Republicans sneaked the immigration language into the final Iraq spending bill in a closed conference. But it did not come out of nowhere. Wisconsin Republican James Sensenbrenner, chair of the judiciary committee, sought to introduce the same provisions as part of the Intelligence Reform Act, prompted last December by the 9/11 Commission Report. But the language was dropped so that the intelligence bill could pass by consensus. Sensenbrenner vowed to reintroduce his immigration language. In the Iraq bill, he found a vehicle that almost no one could vote against. The vote in the Senate was 100 to 0.

But all the blame cannot rest on Sensenbrenner and the Republican conferees. Liberal advocacy groups like the ACLU and the National Immigration Forum didn’t make much noise about the changes to who can be deported and excluded. They chose instead to focus on the new standards for driver’s licenses and asylum. That choice may have made strategic sense. The licensing scheme, with its intimation of a national ID card, potentially affects all of us. And while asylum affects only immigrants, applicants for asylum are more sympathetic than those who are labeled as terrorists.

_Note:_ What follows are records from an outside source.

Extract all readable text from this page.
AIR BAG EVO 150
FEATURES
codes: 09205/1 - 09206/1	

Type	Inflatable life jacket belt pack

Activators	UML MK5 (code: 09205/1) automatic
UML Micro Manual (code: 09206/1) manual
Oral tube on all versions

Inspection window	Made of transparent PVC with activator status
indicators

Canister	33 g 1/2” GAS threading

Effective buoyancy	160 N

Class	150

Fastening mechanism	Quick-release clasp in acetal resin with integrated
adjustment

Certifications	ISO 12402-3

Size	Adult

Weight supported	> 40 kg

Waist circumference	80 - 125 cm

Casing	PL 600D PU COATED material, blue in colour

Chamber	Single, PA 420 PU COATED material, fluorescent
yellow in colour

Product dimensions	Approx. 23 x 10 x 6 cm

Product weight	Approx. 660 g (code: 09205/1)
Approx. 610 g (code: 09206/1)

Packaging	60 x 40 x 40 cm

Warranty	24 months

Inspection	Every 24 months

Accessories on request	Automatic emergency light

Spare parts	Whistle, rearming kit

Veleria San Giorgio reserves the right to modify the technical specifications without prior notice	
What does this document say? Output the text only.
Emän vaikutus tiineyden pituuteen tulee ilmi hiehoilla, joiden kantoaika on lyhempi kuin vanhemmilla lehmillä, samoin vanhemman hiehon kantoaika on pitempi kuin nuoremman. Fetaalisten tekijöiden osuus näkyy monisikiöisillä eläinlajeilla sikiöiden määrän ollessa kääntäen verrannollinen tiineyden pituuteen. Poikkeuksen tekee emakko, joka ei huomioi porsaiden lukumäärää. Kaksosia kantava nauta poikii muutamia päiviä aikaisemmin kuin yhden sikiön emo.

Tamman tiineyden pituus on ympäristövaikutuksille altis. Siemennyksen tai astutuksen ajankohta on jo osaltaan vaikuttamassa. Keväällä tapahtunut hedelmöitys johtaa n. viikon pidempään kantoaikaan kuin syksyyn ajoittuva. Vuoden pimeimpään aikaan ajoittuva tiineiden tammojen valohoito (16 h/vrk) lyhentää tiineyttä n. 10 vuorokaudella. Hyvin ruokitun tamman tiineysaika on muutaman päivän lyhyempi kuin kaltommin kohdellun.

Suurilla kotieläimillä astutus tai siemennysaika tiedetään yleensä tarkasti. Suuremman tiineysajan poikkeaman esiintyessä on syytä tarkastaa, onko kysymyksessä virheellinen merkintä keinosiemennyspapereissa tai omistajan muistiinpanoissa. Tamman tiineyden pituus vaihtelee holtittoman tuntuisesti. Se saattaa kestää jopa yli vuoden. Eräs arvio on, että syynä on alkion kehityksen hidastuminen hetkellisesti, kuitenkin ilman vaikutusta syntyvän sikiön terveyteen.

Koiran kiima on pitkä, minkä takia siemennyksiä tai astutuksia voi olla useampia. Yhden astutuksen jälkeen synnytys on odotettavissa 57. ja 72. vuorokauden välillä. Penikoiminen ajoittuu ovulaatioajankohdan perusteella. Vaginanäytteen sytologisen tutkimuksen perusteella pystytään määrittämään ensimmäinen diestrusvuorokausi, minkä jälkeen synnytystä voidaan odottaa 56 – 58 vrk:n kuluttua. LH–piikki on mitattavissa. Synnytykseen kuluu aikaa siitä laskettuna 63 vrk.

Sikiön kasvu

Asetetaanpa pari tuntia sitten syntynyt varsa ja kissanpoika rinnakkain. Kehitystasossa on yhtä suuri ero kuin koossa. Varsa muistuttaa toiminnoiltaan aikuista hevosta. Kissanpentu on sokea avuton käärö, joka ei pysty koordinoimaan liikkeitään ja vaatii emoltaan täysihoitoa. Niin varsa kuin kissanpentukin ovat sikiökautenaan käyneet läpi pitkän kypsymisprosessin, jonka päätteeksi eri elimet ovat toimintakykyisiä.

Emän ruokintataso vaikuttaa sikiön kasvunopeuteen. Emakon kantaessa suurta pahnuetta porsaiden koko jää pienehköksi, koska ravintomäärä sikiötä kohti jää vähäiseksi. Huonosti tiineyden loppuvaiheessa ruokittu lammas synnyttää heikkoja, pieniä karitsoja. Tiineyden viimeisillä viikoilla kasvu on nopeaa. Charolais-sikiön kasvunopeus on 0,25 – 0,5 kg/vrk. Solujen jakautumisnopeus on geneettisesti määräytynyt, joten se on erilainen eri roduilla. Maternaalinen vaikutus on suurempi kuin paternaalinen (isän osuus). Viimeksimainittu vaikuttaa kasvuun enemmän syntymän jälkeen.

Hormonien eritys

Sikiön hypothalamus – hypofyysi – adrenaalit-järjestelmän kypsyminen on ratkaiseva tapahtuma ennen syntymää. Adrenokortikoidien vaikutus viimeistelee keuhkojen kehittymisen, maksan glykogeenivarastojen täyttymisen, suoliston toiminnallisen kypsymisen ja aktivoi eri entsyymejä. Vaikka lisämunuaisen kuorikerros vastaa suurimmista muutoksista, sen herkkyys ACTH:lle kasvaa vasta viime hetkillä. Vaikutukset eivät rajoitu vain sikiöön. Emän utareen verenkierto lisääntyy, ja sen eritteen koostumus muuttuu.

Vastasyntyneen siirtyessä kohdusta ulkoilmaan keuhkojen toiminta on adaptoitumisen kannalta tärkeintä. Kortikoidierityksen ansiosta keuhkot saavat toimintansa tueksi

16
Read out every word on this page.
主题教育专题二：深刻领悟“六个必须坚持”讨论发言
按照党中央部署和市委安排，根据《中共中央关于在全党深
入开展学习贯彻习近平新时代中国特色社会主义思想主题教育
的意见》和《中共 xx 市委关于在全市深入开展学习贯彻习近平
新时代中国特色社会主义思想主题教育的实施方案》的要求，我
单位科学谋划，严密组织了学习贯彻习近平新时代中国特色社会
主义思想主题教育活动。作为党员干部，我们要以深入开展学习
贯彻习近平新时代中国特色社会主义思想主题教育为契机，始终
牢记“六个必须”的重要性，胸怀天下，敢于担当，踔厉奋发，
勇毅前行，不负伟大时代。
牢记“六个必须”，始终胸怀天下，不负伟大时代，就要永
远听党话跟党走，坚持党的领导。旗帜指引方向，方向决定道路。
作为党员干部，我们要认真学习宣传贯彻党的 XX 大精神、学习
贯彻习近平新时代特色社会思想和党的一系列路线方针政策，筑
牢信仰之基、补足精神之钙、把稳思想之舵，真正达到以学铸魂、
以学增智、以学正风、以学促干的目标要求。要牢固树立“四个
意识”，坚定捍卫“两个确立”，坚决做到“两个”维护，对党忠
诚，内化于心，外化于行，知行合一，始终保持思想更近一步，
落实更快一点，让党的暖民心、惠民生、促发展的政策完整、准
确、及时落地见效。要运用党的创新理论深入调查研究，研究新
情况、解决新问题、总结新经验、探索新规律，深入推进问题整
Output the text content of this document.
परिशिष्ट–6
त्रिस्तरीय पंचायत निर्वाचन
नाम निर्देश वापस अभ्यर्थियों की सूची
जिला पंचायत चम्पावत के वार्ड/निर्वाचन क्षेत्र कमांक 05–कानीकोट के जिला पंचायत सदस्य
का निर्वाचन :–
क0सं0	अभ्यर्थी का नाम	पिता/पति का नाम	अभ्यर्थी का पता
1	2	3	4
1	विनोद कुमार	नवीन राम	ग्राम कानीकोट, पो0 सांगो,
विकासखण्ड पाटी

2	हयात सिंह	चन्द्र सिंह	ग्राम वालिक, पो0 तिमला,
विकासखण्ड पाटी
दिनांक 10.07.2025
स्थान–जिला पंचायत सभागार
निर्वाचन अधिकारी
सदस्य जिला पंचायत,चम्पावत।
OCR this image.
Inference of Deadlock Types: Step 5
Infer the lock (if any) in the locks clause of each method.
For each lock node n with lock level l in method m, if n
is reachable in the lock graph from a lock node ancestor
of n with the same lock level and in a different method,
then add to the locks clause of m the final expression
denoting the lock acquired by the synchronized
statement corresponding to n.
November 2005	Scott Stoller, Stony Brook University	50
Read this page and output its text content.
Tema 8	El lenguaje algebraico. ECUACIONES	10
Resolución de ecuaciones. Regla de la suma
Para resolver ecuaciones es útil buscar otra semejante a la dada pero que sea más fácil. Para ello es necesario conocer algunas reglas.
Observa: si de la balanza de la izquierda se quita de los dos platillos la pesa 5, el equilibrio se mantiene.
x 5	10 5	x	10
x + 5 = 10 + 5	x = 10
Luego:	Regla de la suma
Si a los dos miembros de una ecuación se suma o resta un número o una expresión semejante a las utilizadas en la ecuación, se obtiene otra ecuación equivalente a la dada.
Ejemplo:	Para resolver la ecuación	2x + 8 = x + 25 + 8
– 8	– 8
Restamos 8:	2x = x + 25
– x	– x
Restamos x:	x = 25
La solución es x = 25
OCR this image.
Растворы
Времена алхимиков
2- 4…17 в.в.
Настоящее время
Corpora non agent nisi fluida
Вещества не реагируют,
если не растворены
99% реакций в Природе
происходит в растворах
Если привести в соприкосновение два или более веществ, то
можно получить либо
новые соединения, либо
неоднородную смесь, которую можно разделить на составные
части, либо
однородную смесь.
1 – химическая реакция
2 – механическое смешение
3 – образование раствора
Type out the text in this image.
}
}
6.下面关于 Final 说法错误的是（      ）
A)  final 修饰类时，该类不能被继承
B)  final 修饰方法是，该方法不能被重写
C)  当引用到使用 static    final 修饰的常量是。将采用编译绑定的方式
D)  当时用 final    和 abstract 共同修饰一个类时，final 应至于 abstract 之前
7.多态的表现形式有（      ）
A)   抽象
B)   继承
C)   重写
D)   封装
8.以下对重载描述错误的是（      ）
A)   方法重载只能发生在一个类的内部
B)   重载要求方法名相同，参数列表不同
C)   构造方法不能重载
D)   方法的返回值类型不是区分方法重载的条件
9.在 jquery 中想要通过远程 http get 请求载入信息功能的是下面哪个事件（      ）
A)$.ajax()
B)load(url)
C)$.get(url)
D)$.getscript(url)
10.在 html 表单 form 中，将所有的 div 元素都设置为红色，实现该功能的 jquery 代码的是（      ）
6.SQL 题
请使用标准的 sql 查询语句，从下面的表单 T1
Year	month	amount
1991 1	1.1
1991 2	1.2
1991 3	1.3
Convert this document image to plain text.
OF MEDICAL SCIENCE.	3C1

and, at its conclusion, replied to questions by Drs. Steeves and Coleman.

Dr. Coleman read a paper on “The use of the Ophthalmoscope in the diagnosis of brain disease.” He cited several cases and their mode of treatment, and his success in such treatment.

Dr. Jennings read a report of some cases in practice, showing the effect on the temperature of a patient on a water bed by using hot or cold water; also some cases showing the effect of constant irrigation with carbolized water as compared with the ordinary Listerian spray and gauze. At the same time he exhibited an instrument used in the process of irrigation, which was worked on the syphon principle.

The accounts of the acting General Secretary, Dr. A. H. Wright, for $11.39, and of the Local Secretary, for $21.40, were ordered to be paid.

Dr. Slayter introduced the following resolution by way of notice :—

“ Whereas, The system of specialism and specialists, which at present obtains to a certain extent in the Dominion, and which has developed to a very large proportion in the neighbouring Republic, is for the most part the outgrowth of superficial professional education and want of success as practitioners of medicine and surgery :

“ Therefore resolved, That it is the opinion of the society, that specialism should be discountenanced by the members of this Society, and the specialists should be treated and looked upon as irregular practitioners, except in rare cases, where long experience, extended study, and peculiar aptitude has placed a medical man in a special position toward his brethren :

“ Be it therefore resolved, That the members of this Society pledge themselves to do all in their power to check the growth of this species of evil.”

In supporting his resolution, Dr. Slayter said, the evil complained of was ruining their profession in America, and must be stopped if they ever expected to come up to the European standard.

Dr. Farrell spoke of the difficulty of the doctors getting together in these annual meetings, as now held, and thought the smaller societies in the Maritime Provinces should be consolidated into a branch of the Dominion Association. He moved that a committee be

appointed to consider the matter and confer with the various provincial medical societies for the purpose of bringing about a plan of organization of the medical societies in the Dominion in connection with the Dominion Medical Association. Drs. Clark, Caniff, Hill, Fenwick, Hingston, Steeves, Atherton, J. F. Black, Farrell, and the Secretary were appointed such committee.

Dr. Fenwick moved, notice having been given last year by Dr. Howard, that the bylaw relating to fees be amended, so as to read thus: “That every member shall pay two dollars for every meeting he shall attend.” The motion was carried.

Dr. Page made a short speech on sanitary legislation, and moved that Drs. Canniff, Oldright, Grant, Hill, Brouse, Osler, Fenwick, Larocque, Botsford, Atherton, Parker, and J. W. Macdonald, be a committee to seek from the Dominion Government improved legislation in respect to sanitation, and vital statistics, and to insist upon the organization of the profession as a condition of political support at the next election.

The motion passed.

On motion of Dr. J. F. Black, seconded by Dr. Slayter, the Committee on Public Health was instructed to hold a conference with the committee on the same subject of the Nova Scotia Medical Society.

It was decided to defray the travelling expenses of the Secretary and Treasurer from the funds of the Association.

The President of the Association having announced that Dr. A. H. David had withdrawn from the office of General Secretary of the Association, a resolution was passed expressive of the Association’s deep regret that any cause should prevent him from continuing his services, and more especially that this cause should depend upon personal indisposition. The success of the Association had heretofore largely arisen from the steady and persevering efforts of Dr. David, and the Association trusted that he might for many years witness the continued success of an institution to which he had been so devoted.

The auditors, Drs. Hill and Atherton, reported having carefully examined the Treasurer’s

From the perspective of safeguarding civil liberties, however, the expansion of the grounds for deportation is by far more egregious. Fifteen years ago, when Congress repealed the McCarran-Walter Act, it seemed that our lawmakers had finally learned a history lesson. Each time the law was invoked to bar a writer like Gabriel García Márquez or a politician like Gerry Adams, the person and his ideas got more attention than he had previously enjoyed. And each refusal of entry was widely decried as hypocrisy. Now, however, it appears that all Congress learned from history is that when you want to resurrect censorship at the border, you should do so while no one is looking.